Comment peut-on nourrir d’aussi noirs desseins ? C’est la question à laquelle le monde tente de répondre depuis qu’on a dégommé Charlie. De toutes parts, on arme les cartouches. Ainsi gicle, à jet continu, le sang d’encre de toutes les impressions. Alors, avant que ne se dilue tout ce camaïeu de rouges, permettez-moi, le Chat, de libérer mon expression, car mine de rien, je commence à m’emmêler pas mal les crayons.

Vous le savez, l’humour est mon aiguisoir. J’ai rarement grise mine et même si je n’ai jamais exécuté de dessins, on peut me condamner pour quelques attentats à la bêtise. C’est, je l’espère, dans l’esquisse de résistances verbales facétieuses que je m’illustre le mieux.

Or, « Mourir de rire » aujourd’hui n’est plus une métaphore. Pour la première fois, ce 7 janvier, le journal le plus irrévérencieux de France a fait, bien malgré lui, du premier degré. C’est sans doute par solidarité avec cette figure de style que je me suis affichée « Charlie » le matin même. Je veux pouvoir encore mourir de rire, peu importe la boutade, sans passer à trépas.

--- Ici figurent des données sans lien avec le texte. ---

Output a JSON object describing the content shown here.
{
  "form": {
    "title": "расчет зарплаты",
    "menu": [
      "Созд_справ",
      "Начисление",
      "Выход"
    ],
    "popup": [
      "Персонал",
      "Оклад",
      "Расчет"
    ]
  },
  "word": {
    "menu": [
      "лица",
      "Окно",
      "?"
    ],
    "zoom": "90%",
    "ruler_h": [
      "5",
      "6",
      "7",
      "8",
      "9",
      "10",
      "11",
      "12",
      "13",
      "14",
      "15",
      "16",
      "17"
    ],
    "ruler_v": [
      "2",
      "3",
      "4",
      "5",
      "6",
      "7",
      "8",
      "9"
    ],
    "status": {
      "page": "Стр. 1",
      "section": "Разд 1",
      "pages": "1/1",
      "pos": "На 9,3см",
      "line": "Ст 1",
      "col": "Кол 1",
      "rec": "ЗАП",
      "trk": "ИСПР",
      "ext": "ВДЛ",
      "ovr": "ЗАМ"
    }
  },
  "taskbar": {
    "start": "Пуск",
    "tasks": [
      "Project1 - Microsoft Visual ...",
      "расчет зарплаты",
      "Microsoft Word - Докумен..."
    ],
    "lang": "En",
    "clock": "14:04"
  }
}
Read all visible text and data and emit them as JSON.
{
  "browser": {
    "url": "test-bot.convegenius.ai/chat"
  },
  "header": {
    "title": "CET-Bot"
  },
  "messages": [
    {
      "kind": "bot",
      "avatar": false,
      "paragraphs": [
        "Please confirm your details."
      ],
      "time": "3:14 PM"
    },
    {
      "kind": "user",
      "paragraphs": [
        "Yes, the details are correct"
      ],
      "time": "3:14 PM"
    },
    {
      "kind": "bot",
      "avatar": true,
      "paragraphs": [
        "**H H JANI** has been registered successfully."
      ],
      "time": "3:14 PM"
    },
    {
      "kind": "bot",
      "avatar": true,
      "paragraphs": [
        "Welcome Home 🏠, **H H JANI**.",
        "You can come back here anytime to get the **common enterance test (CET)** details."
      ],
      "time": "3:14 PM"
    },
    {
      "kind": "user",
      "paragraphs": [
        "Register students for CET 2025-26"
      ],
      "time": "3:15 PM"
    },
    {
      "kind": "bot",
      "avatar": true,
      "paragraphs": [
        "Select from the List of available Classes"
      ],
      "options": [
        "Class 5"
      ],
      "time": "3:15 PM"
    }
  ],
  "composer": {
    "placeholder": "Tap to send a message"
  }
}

Mais alors que des millions d’homonymes se dessinent à main levée et que le polyptyque n’en finit plus de se déployer, je me questionne sur l’authenticité de ma signature. Est-elle conforme à l’esprit du journal ? Contrefaçon ou caricature ? Et vous, le Chat, comment êtes-vous Charlie ? Car sous le couvert de cette identité se dessinent évidemment plusieurs motifs.

Je suis Charlie parce qu’il n’est plus. À sa mémoire. Parce que je le connais personnellement, parce que je l’ai lu ou le lis encore, parce que je reconnais l’humanisme derrière la satire.

Je suis Charlie parce que toutes les idées ont le droit de cité et qu’il n’appartient pas à quelques fous furieux de tracer les limites de la liberté d’expression.

Je suis Charlie parce que je n’ai pas peur et que je veux le montrer.

Je suis Charlie parce que je suis solidaire.

Je suis Charlie parce que je suis contre toutes formes de fanatisme, d’extrémisme, de violence.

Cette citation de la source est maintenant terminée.